3) “Spot” ligands narrow design-around options

Claims 15-17 explicitly name particular diaminodithiol esters and salts derived from L-cysteine units with an ethylene-diyl backbone. If a competitor’s ligand is essentially the same (or a salt-equivalent that meets “pharmaceutically suitable salts”), it becomes harder to avoid these dependent claims.

4) Method claims rely on “parenteral” administration and brain localization

The method claims are broad and operational, but they are also easier to avoid by:

• using a different route than “parenterally,” or
• targeting a different organ or imaging target, or
• using a different radiopharmaceutical that does not fall inside the composition claims.

However, if the product is within the composition claims, the method claims can create an additional infringement vector tied to standard clinical workflows.

Key takeaways

• US 5,279,811 protects a ligand-defined, lipophilic, charge-neutral radiopharmaceutical complex where the ligand is a diaminodithiol in formula A/B (or the specific formula in claim 4).
• The composition claims are anchored by a non-optional chemical rule: at least one ester substituent (--A--COOR) on R1-R12.
• Tc-99m is a central subset (claims 3,6 and dependent claims 7-14 and 15-17).
• The narrow dependent claims (7-14) constrain carbon counts, which substituents are esterified, A definition (including “A is a bond”), and L stereochemistry.
• The use claims (18-34) are parenteral administration + brain imaging after localization, with breadth driven by the incorporated composition claim rather than imaging protocol details.

FAQs

1) What is the single most important chemical limitation in claim 1?

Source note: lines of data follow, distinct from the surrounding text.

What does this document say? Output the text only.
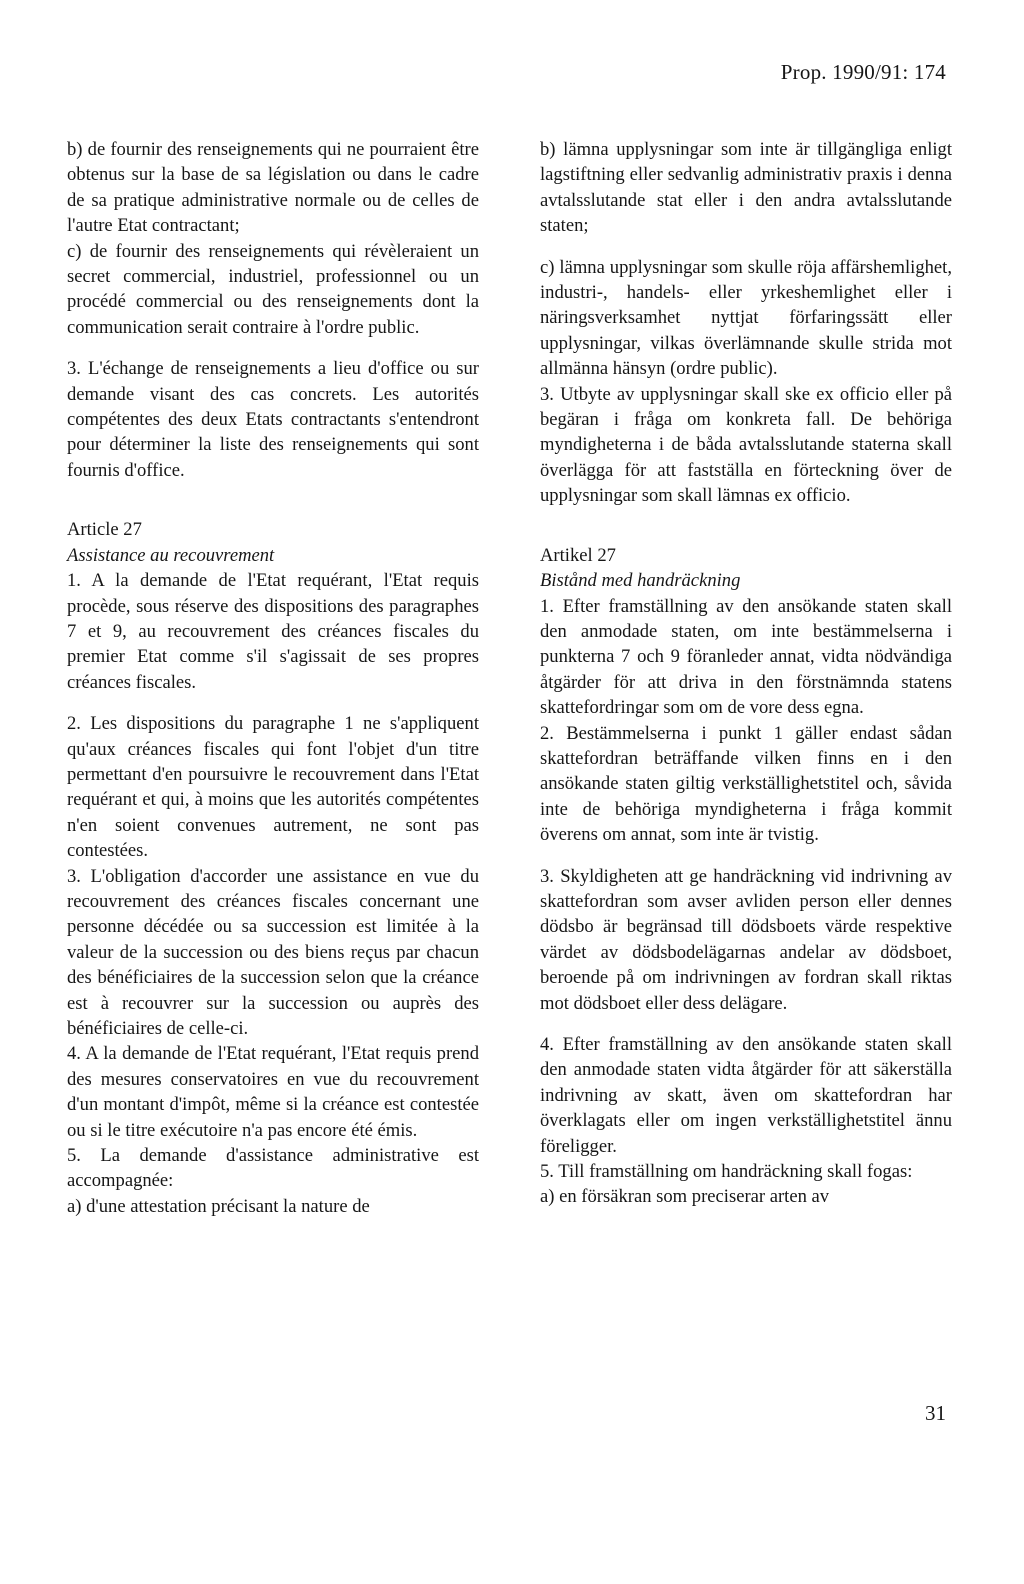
Prop. 1990/91: 174

b) de fournir des renseignements qui ne pourraient être obtenus sur la base de sa législation ou dans le cadre de sa pratique administrative normale ou de celles de l'autre Etat contractant;

c) de fournir des renseignements qui révèleraient un secret commercial, industriel, professionnel ou un procédé commercial ou des renseignements dont la communication serait contraire à l'ordre public.

3. L'échange de renseignements a lieu d'office ou sur demande visant des cas concrets. Les autorités compétentes des deux Etats contractants s'entendront pour déterminer la liste des renseignements qui sont fournis d'office.

Article 27

Assistance au recouvrement

1. A la demande de l'Etat requérant, l'Etat requis procède, sous réserve des dispositions des paragraphes 7 et 9, au recouvrement des créances fiscales du premier Etat comme s'il s'agissait de ses propres créances fiscales.

2. Les dispositions du paragraphe 1 ne s'appliquent qu'aux créances fiscales qui font l'objet d'un titre permettant d'en poursuivre le recouvrement dans l'Etat requérant et qui, à moins que les autorités compétentes n'en soient convenues autrement, ne sont pas contestées.

3. L'obligation d'accorder une assistance en vue du recouvrement des créances fiscales concernant une personne décédée ou sa succession est limitée à la valeur de la succession ou des biens reçus par chacun des bénéficiaires de la succession selon que la créance est à recouvrer sur la succession ou auprès des bénéficiaires de celle-ci.

4. A la demande de l'Etat requérant, l'Etat requis prend des mesures conservatoires en vue du recouvrement d'un montant d'impôt, même si la créance est contestée ou si le titre exécutoire n'a pas encore été émis.

5. La demande d'assistance administrative est accompagnée:

a) d'une attestation précisant la nature de

b) lämna upplysningar som inte är tillgängliga enligt lagstiftning eller sedvanlig administrativ praxis i denna avtalsslutande stat eller i den andra avtalsslutande staten;

c) lämna upplysningar som skulle röja affärshemlighet, industri-, handels- eller yrkeshemlighet eller i näringsverksamhet nyttjat förfaringssätt eller upplysningar, vilkas överlämnande skulle strida mot allmänna hänsyn (ordre public).

3. Utbyte av upplysningar skall ske ex officio eller på begäran i fråga om konkreta fall. De behöriga myndigheterna i de båda avtalsslutande staterna skall överlägga för att fastställa en förteckning över de upplysningar som skall lämnas ex officio.

Artikel 27

Bistånd med handräckning

1. Efter framställning av den ansökande staten skall den anmodade staten, om inte bestämmelserna i punkterna 7 och 9 föranleder annat, vidta nödvändiga åtgärder för att driva in den förstnämnda statens skattefordringar som om de vore dess egna.

2. Bestämmelserna i punkt 1 gäller endast sådan skattefordran beträffande vilken finns en i den ansökande staten giltig verkställighetstitel och, såvida inte de behöriga myndigheterna i fråga kommit överens om annat, som inte är tvistig.

3. Skyldigheten att ge handräckning vid indrivning av skattefordran som avser avliden person eller dennes dödsbo är begränsad till dödsboets värde respektive värdet av dödsbodelägarnas andelar av dödsboet, beroende på om indrivningen av fordran skall riktas mot dödsboet eller dess delägare.

4. Efter framställning av den ansökande staten skall den anmodade staten vidta åtgärder för att säkerställa indrivning av skatt, även om skattefordran har överklagats eller om ingen verkställighetstitel ännu föreligger.

5. Till framställning om handräckning skall fogas:

a) en försäkran som preciserar arten av

31
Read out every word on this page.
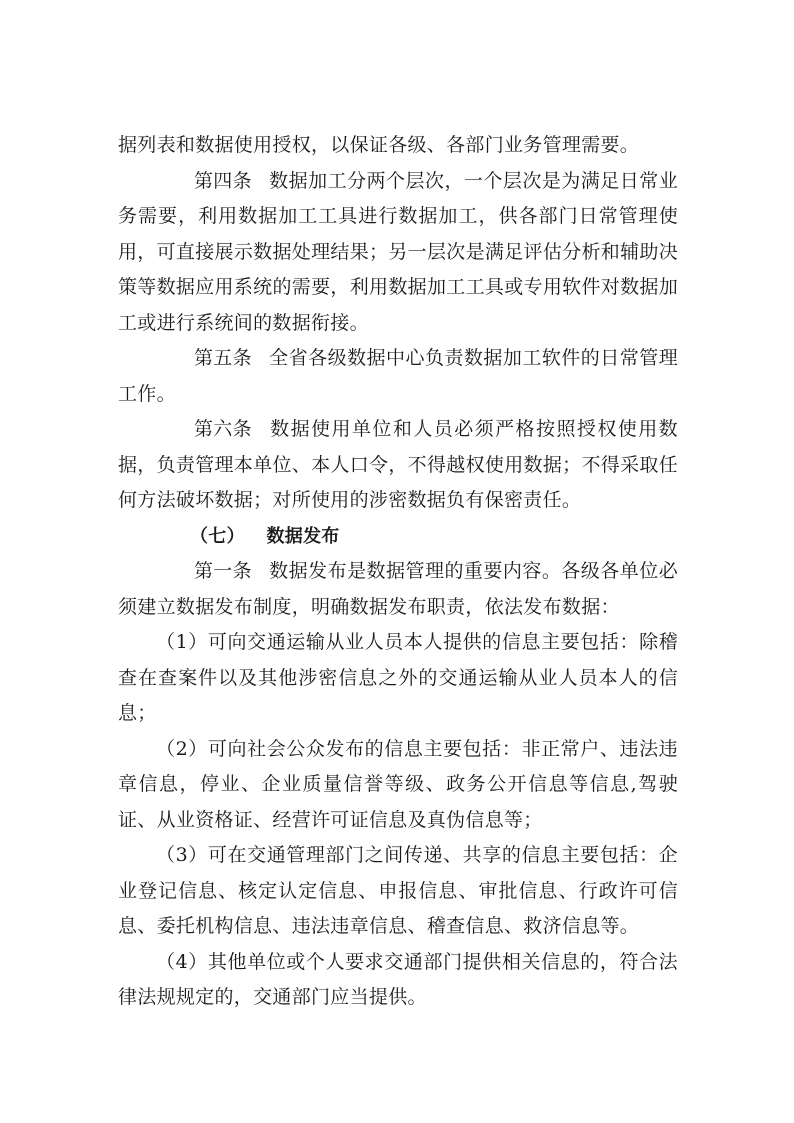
据列表和数据使用授权，以保证各级、各部门业务管理需要。

第四条 数据加工分两个层次，一个层次是为满足日常业务需要，利用数据加工工具进行数据加工，供各部门日常管理使用，可直接展示数据处理结果；另一层次是满足评估分析和辅助决策等数据应用系统的需要，利用数据加工工具或专用软件对数据加工或进行系统间的数据衔接。

第五条 全省各级数据中心负责数据加工软件的日常管理工作。

第六条 数据使用单位和人员必须严格按照授权使用数据，负责管理本单位、本人口令，不得越权使用数据；不得采取任何方法破坏数据；对所使用的涉密数据负有保密责任。

（七） 数据发布

第一条 数据发布是数据管理的重要内容。各级各单位必须建立数据发布制度，明确数据发布职责，依法发布数据：

（1）可向交通运输从业人员本人提供的信息主要包括：除稽查在查案件以及其他涉密信息之外的交通运输从业人员本人的信息；

（2）可向社会公众发布的信息主要包括：非正常户、违法违章信息，停业、企业质量信誉等级、政务公开信息等信息,驾驶证、从业资格证、经营许可证信息及真伪信息等；

（3）可在交通管理部门之间传递、共享的信息主要包括：企业登记信息、核定认定信息、申报信息、审批信息、行政许可信息、委托机构信息、违法违章信息、稽查信息、救济信息等。

（4）其他单位或个人要求交通部门提供相关信息的，符合法律法规规定的，交通部门应当提供。
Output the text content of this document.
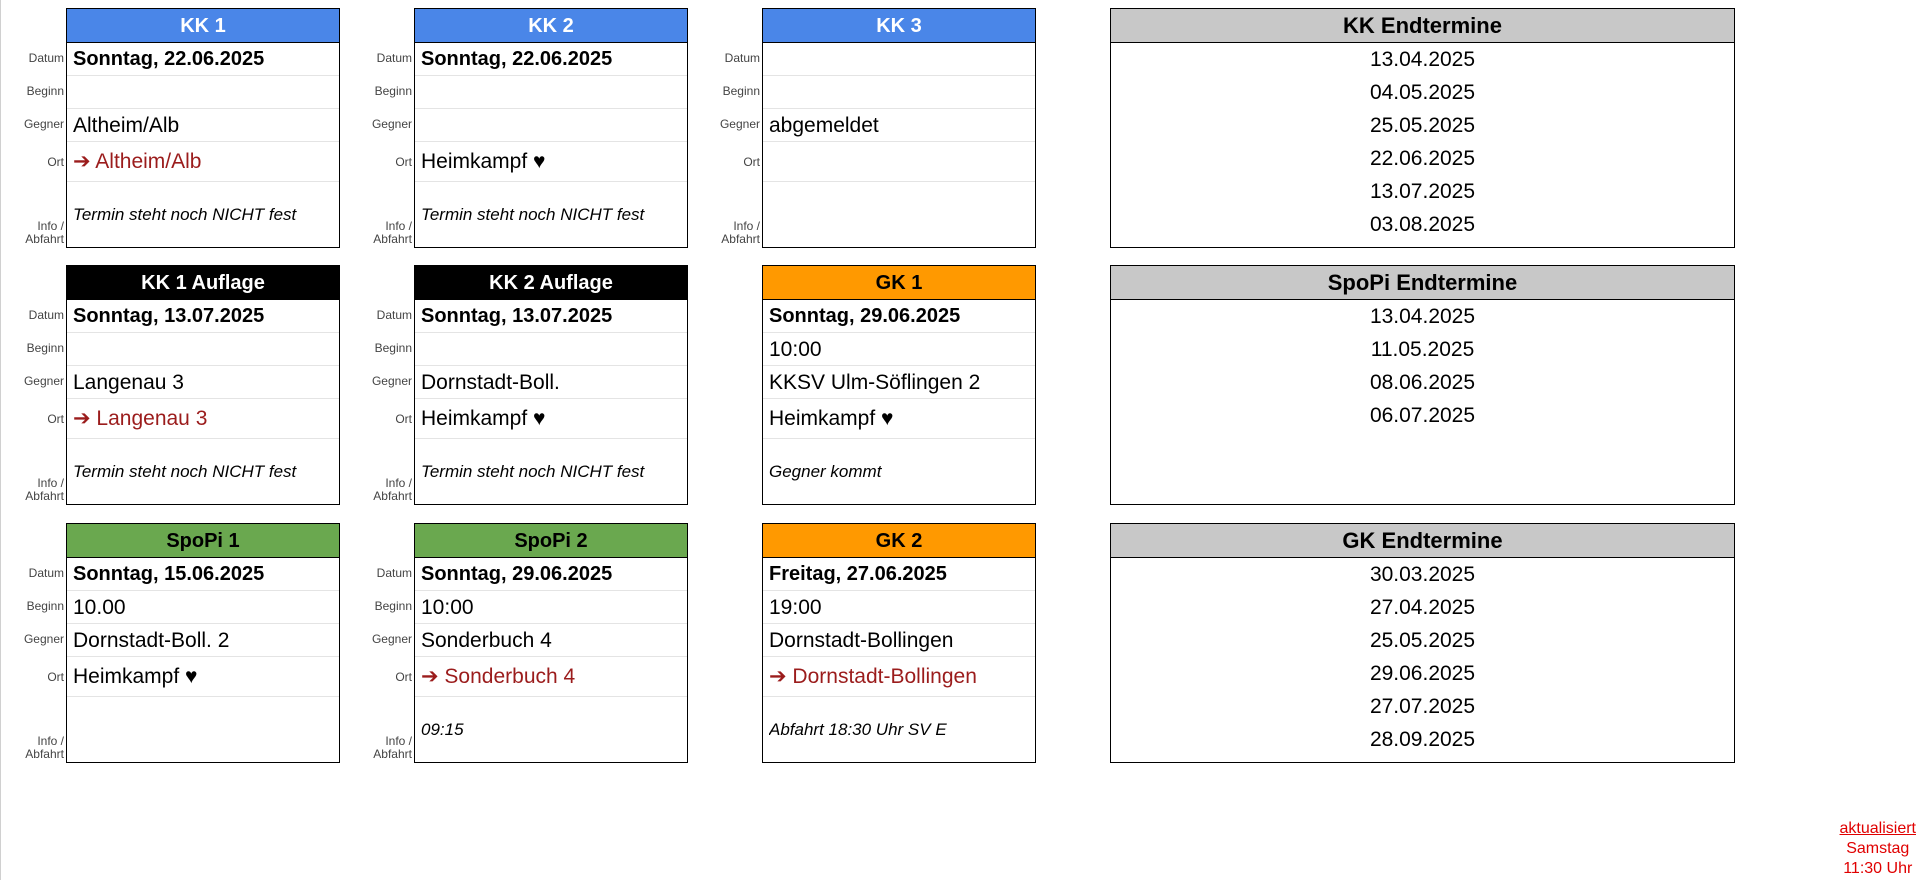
Datum
Beginn
Gegner
Ort
Info /
Abfahrt
KK 1
Sonntag, 22.06.2025
Altheim/Alb
➔ Altheim/Alb
Termin steht noch NICHT fest
Datum
Beginn
Gegner
Ort
Info /
Abfahrt
KK 2
Sonntag, 22.06.2025
Heimkampf ♥
Termin steht noch NICHT fest
Datum
Beginn
Gegner
Ort
Info /
Abfahrt
KK 3
abgemeldet
Datum
Beginn
Gegner
Ort
Info /
Abfahrt
KK 1 Auflage
Sonntag, 13.07.2025
Langenau 3
➔ Langenau 3
Termin steht noch NICHT fest
Datum
Beginn
Gegner
Ort
Info /
Abfahrt
KK 2 Auflage
Sonntag, 13.07.2025
Dornstadt-Boll.
Heimkampf ♥
Termin steht noch NICHT fest
GK 1
Sonntag, 29.06.2025
10:00
KKSV Ulm-Söflingen 2
Heimkampf ♥
Gegner kommt
Datum
Beginn
Gegner
Ort
Info /
Abfahrt
SpoPi 1
Sonntag, 15.06.2025
10.00
Dornstadt-Boll. 2
Heimkampf ♥
Datum
Beginn
Gegner
Ort
Info /
Abfahrt
SpoPi 2
Sonntag, 29.06.2025
10:00
Sonderbuch 4
➔ Sonderbuch 4
09:15
GK 2
Freitag, 27.06.2025
19:00
Dornstadt-Bollingen
➔ Dornstadt-Bollingen
Abfahrt 18:30 Uhr SV E
KK Endtermine
13.04.2025
04.05.2025
25.05.2025
22.06.2025
13.07.2025
03.08.2025
SpoPi Endtermine
13.04.2025
11.05.2025
08.06.2025
06.07.2025
GK Endtermine
30.03.2025
27.04.2025
25.05.2025
29.06.2025
27.07.2025
28.09.2025
aktualisiert
Samstag
11:30 Uhr
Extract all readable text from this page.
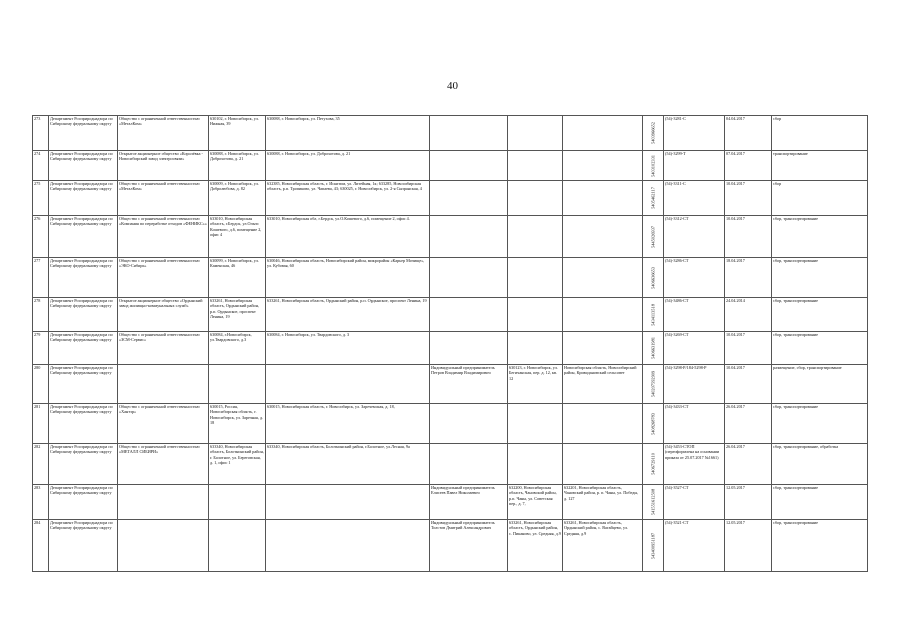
40
273	Департамент Росприроднадзора по Сибирскому федеральному округу	Общество с ограниченной ответственностью «МеталКом»	630102, г. Новосибирск, ул. Нижная, 39	630088, г. Новосибирск, ул. Петухова, 35				5403966652	(54)-3281-С	04.04.2017	сбор
274	Департамент Росприроднадзора по Сибирскому федеральному округу	Открытое акционерное общество «Королёвка - Новосибирский завод электросвязи»	630088, г. Новосибирск, ул. Доброхотова, д. 21	630088, г. Новосибирск, ул. Доброхотова, д. 21				5403102331	(54)-3299-Т	07.04.2017	транспортирование
275	Департамент Росприроднадзора по Сибирскому федеральному округу	Общество с ограниченной ответственностью «МеталКом»	630009, г. Новосибирск, ул. Добролюбова, д. 82	632385, Новосибирская область, г. Искитим, ул. Литейная, 1к; 633285, Новосибирская область, р.п. Тропиково, ул. Чапаева, 43; 630025, г. Новосибирск, ул. 2-я Сызранская, 4				5405462117	(54)-3311-С	10.04.2017	сбор
276	Департамент Росприроднадзора по Сибирскому федеральному округу	Общество с ограниченной ответственностью «Компания по переработке отходов «ФЕНИКС»»	633010, Новосибирская область, г.Бердск, ул.Ольги Кошевого, д.6, помещение 2, офис 4	633010, Новосибирская обл, г.Бердск, ул.О.Кошевого, д.6, помещение 2, офис 4.				5445026937	(54)-3312-СТ	10.04.2017	сбор, транспортирование
277	Департамент Росприроднадзора по Сибирскому федеральному округу	Общество с ограниченной ответственностью «ЭКО-Сибирь»	630099, г. Новосибирск, ул. Каменская, 46	630046, Новосибирская область, Новосибирский район, микрорайон «Карьер Мочище», ул. Кубовая, 60				5406636653	(54)-3286-СТ	18.04.2017	сбор, транспортирование
278	Департамент Росприроднадзора по Сибирскому федеральному округу	Открытое акционерное общество «Ордынский завод жилищно-коммунальных служб»	633261, Новосибирская область, Ордынский район, р.п. Ордынское, проспект Ленина, 19	633261, Новосибирская область, Ордынский район, р.п. Ордынское, проспект Ленина, 19				5434113518	(54)-3486-СТ	24.04.2014	сбор, транспортирование
279	Департамент Росприроднадзора по Сибирскому федеральному округу	Общество с ограниченной ответственностью «ЗСМ-Сервис»	630084, г.Новосибирск, ул.Твардовского, д.3	630084, г. Новосибирск, ул. Твардовского, д. 3				5406631981	(54)-3269-СТ	10.04.2017	сбор, транспортирование
280	Департамент Росприроднадзора по Сибирскому федеральному округу				Индивидуальный предприниматель Петров Владимир Владимирович	630123, г. Новосибирск, ул. Бегичанская, пер. д. 12, кв. 12	Новосибирская область, Новосибирский район, Криводановский сельсовет	540207592909	(54)-3298-Р/184-5298-Р	10.04.2017	размещение, сбор, транспортирование
281	Департамент Росприроднадзора по Сибирскому федеральному округу	Общество с ограниченной ответственностью «Хантэр»	630015, Россия, Новосибирская область, г. Новосибирск, ул. Заречная, д. 18	630015, Новосибирская область, г. Новосибирск, ул. Заречемская, д. 18,				5408268783	(54)-3433-СТ	26.04.2017	сбор, транспортирование
282	Департамент Росприроднадзора по Сибирскому федеральному округу	Общество с ограниченной ответственностью «МЕТАЛЛ СИБИРИ»	633340, Новосибирская область, Болотнинский район, г. Болотное, ул. Береговская, д. 1, офис 1	633340, Новосибирская область, Болотнинский район, г.Болотное, ул.Лесная, 9а				5406729110	(54)-3453-СТОП (переоформлена на основании приказа от 25.07.2017 №1661)	26.04.2017	сбор, транспортирование, обработка
283	Департамент Росприроднадзора по Сибирскому федеральному округу				Индивидуальный предприниматель Елисеев Павел Николаевич	632200, Новосибирская область, Чановский район, р.п. Чаны, ул. Советская пер., д. 7,	632201, Новосибирская область, Чановский район, р. п. Чаны, ул. Победы, д. 127	541551612508	(54)-3527-СТ	12.05.2017	сбор, транспортирование
284	Департамент Росприроднадзора по Сибирскому федеральному округу				Индивидуальный предприниматель Толстов Дмитрий Александрович	633261, Новосибирская область, Ордынский район, с. Пиканово, ул. Средняя, д.9	633261, Новосибирская область, Ордынский район, с. Вагайцево, ул. Средняя, д.9	543400951187	(54)-3521-СТ	12.05.2017	сбор, транспортирование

At least one of R1-R12 must be --A--COOR (ester substitution), while the ligand must match formula A or B and form a lipophilic, charge-neutral complex.

2) Does the patent protect only technetium-99m radiopharmaceuticals?

No. Claim 2 covers a listed set of radionuclides; claim 3 and downstream dependents narrow to technetium-99m.

3) How do claims 4 and 1 differ in practical design terms?

Claim 4 narrows the substituent system by limiting ester substituent R and A to shorter alkyl-only definitions, while maintaining the ester-required rule and restricting the diamino-dithiol to the specific formula shown as ##STR13##.

4) Which dependent claims are most likely to matter for strict design-around?

Claims 7-14 because they add explicit restrictions on carbon number, which positions bear esters, A being bond/short alkylene, and L stereochemistry, on top of the underlying formula constraints.

5) What does the method claim add beyond the composition?

It adds a workflow limitation: parenteral administration followed by brain radioimaging after localization. If a radiopharmaceutical is outside the composition claims, the method claims typically do not apply.

References

[1] United States Patent No. 5,279,811.